[nhc-bugs] Cygwin and GHC

Simon Peyton-Jones simonpj@microsoft.com
Thu, 4 Apr 2002 01:51:40 -0800


Folks,

There's been some mail recently about GHC and Cygwin, some
of it on the nhc-bugs list (hence ccing this there).  I'm a bit confused
so this message is to try to clarify the situation.


The GHC core team is now down to Simon M and me.   Sigbjorn
heroically helps out on Win32 stuff, but it isn't his job.  So we have
strictly limited effort available.

I am therefore deeply reluctant to provide both GHC-for-mingw32
and GHC-for-cygwin.   One build on Win32 is enough!   We ended
up with a mingw32 basis because it meant we could make GHC=20
completely self-contained -- no dependence on cygwin1.dll etc.
This was *huge* step forward: GHC installs and runs with no problem
on Windows now.

Therefore I ask:

	can someone summarise succinctly what the
	problems with GHC-for-mingw32 are?

The ones I know about are these:

1.  GHC does not understand cygwin paths in the file names passed
to it on the command line.

2.  GHC on Win32 does not come with a Posix library.  If we used a
Cygwin basis, Posix would be easy because cygwin does all the hard work.

3.  I/O on Win32 is *blocking*.   A blocking input operation freezes all
the
other Haskell threads.

Are there any other problems?


My own ill-informed thoughts on these are:

1.  GHC already fudges filenames to take account of the Win32/Unix
conventions.  We could add more fudges, to change /cygwin/c/foo=20
to c:\foo, for example.   Perhaps controlled by a -cygwin flag to tell
GHC-for-win32 whether to use cygwin fudges or not.  Heuristic, yes;
but might solve the problem for 99% of customers.

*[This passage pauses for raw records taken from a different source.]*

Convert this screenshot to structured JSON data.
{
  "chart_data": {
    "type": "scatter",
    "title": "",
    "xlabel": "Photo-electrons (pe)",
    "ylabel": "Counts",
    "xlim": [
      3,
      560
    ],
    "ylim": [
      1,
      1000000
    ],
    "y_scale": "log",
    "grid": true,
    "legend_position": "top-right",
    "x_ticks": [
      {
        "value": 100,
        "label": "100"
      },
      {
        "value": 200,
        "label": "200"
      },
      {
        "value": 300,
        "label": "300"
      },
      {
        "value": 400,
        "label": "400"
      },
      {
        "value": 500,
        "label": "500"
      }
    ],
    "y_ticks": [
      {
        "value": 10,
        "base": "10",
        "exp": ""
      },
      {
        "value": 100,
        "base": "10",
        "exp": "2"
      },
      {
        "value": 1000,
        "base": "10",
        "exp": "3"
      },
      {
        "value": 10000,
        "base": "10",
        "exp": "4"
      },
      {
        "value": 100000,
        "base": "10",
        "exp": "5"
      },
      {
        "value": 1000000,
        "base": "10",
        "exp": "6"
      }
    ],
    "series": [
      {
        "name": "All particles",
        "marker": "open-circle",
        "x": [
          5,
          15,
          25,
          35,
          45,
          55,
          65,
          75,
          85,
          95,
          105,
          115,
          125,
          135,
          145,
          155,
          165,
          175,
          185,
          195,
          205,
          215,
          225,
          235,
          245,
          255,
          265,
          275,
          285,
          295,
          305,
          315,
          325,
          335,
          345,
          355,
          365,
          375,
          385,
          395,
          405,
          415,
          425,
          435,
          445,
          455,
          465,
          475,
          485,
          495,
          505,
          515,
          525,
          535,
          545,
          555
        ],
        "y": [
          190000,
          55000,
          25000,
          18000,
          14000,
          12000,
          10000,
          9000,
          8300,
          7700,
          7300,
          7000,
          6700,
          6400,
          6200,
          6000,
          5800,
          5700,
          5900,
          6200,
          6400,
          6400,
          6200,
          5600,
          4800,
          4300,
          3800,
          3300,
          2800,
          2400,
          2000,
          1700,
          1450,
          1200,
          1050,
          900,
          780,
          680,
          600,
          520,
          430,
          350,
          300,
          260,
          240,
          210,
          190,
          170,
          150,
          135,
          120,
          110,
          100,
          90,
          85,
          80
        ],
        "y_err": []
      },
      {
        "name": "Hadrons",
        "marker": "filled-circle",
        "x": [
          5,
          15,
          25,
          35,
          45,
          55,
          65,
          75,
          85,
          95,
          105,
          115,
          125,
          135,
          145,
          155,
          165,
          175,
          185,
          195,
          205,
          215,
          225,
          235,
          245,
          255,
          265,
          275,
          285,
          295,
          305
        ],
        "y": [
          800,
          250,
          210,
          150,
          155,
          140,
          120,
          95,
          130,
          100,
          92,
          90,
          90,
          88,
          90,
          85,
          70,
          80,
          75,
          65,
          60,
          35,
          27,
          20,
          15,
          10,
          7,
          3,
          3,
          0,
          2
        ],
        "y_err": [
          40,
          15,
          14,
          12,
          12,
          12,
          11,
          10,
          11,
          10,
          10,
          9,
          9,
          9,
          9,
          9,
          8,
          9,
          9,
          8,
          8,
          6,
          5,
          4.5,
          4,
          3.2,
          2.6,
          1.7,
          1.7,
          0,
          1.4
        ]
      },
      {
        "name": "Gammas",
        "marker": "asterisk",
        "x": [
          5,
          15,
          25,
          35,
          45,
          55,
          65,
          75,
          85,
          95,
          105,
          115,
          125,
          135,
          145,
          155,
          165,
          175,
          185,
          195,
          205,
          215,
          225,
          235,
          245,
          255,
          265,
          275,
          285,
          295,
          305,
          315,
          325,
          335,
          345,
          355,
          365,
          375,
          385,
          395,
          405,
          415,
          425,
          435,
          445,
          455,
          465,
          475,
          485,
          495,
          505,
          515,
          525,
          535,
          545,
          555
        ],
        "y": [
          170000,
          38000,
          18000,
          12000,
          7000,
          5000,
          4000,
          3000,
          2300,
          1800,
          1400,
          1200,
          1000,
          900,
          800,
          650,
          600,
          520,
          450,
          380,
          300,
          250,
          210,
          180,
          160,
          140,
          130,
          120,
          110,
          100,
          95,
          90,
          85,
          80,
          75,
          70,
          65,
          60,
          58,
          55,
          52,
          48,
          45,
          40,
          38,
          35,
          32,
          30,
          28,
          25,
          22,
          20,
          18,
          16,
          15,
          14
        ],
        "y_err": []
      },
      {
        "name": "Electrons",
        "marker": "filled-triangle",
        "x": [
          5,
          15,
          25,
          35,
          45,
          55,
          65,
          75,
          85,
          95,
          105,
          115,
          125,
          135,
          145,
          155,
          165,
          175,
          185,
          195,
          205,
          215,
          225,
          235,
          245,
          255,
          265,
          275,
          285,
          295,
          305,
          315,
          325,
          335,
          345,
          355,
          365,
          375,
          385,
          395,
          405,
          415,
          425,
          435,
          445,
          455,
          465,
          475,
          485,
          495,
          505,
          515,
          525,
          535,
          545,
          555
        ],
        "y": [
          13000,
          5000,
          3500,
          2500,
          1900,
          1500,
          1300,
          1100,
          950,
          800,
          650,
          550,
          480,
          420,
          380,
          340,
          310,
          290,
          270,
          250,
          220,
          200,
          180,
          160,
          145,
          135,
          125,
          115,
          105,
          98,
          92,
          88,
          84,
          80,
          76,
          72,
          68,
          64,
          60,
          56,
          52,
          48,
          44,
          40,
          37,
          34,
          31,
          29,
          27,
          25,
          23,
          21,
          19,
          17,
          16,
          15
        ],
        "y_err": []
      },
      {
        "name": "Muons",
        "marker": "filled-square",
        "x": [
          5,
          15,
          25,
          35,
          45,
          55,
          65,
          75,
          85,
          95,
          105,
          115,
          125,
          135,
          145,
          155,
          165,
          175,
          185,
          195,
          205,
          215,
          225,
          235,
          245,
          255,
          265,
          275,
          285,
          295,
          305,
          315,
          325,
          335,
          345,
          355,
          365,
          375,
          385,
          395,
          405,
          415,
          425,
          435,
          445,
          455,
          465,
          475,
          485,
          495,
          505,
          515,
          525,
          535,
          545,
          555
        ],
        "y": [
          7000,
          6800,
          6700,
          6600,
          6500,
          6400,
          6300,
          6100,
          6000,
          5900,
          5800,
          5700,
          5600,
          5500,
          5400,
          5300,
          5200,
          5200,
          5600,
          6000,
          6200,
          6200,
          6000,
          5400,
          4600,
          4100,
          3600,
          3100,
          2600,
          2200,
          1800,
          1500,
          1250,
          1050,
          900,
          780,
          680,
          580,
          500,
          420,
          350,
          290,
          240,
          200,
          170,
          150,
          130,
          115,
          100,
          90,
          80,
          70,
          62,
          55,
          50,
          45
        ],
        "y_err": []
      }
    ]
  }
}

2.  Mingw32 provides quite a lot of Posix, so if someone was prepared
to put in a bit of work we could get a good part of the Posix library
available on Win32, still via mingw.  Any volunteers?

3.  Non-blocking I/O is a soluble problem: Win32 provides suitable
primitives.  But they are different to the Unix primitives, so there is
work to do in the runtime system to make it work.  This is harder
for a volunteer to do because it's in the runtime system, but not=20
impossible. =20


Any thoughts?  Ideas are much more likely to be implemented if
they are either easy, or you can help do the job!